I noted above that a federal judge in Maryland blocked further construction on a planned immigration detention center there. “This case provides a crystal-clear example of a federal agency failing to comply with the basic requirements of the National Environmental Policy Act,” Judge Brendan Hurson wrote. “Had DHS done so, it likely would have found that the rapid transformation of a cargo-processing facility with four toilets and two water fountains into a temporary residence and workplace for hundreds, if not thousands, would jeopardize the health and safety of the surrounding ecosystem in myriad ways, most notably through the likely over-taxing of the sewer system.”
A federal judge in Washington, D.C., clarified that his previous order to stop construction of Trump’s White House ballroom (the above-ground part) still holds, even though construction on the underground portion, which has national security implications, may continue. Judge Richard Leon blasted the government for its attempt “to tum this exception on its head and unreasonably insist that the entire ballroom project may proceed.”
A federal judge in Rhode Island dismissed the Department of Justice’s lawsuit to force Rhode Island to provide unfettered access to its voter registration rolls – the fifth straight loss in such cases for DOJ. Judge Mary S. McElroy wrote that voting laws do not allow the government “to conduct the kind of fishing expedition it seeks here.”
A federal judge in Illinois ruled that the Trump administration coerced Facebook and Apple to remove ICE-tracking apps in violation of the First Amendment. Judge Jorge Alonso noted that then-Attorney General Pam Bondi “made public statements taking credit” for the move.
End Notes
A new investigation from ProPublica and Frontline: “A Protester Threw a Snowball. Federal Agents Responded With Tear Gas and Pepper Balls.”

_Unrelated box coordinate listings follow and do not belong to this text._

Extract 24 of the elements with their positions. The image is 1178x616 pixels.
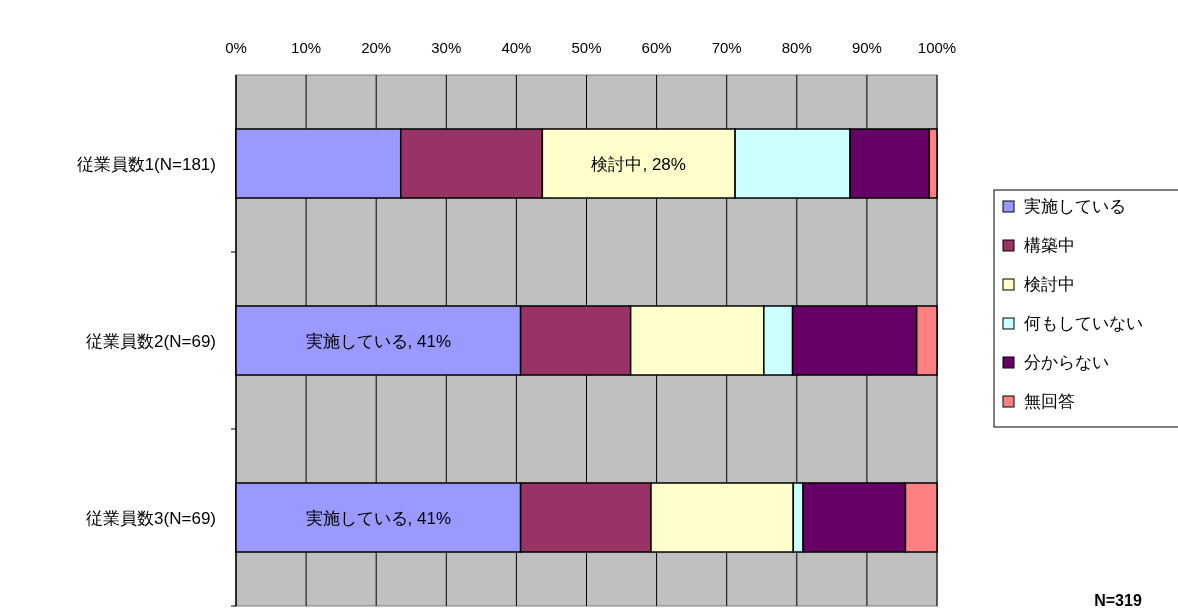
legend-label: 検討中: [1024, 275, 1075, 294]
text: N=319: [1094, 592, 1142, 609]
legend-label: 無回答: [1024, 392, 1075, 411]
y-tick-label: 従業員数1(N=181): [76, 154, 216, 174]
x-tick-label: 50%: [571, 39, 602, 56]
x-tick-label: 0%: [225, 39, 247, 56]
x-tick-label: 30%: [431, 39, 462, 56]
y-tick-label: 従業員数2(N=69): [86, 331, 216, 351]
legend-label: 実施している: [1024, 197, 1126, 216]
legend-label: 分からない: [1024, 353, 1109, 372]
x-tick-label: 90%: [851, 39, 882, 56]
y-tick-label: 従業員数3(N=69): [86, 508, 216, 528]
data-label: 実施している, 41%: [305, 331, 452, 351]
legend-label: 構築中: [1024, 236, 1075, 255]
data-label: 実施している, 41%: [305, 508, 452, 528]
x-tick-label: 20%: [361, 39, 392, 56]
x-tick-label: 10%: [291, 39, 322, 56]
x-tick-label: 80%: [781, 39, 812, 56]
data-label: 検討中, 28%: [591, 154, 686, 174]
x-tick-label: 40%: [501, 39, 532, 56]
x-tick-label: 100%: [917, 39, 957, 56]
legend-label: 何もしていない: [1024, 314, 1143, 333]
x-tick-label: 60%: [641, 39, 672, 56]
x-tick-label: 70%: [711, 39, 742, 56]
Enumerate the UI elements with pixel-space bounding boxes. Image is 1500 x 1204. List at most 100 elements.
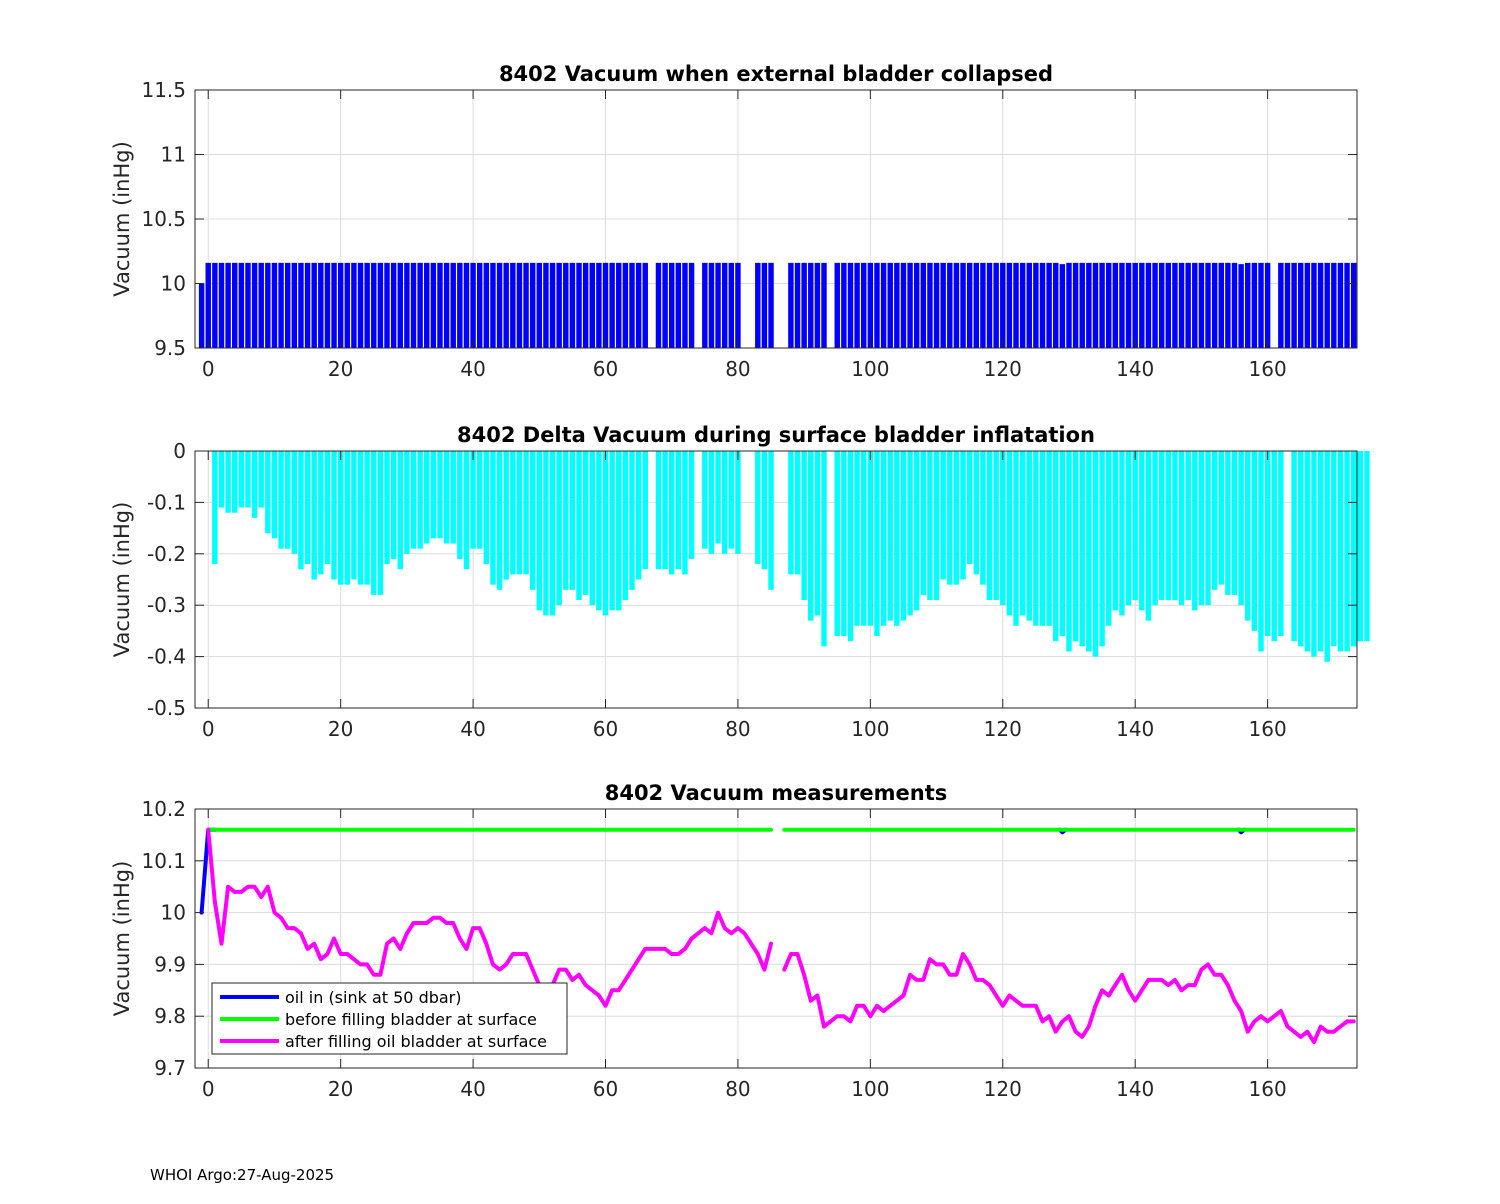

Justin Florence for Protect Democracy, on how Peter Magyar’s Tisza Party in Hungary built infrastructure and enlisted 50,000 people as election monitors to thwart Viktor Orban’s attempt to steal the vote.
From newsletter author G. Elliott Morris: “New poll: 55% support impeaching Trump”.
From AL.com: An Alabama woman is acquitted after her arrest for wearing an inflatable penis costume to a “No Kings” protest.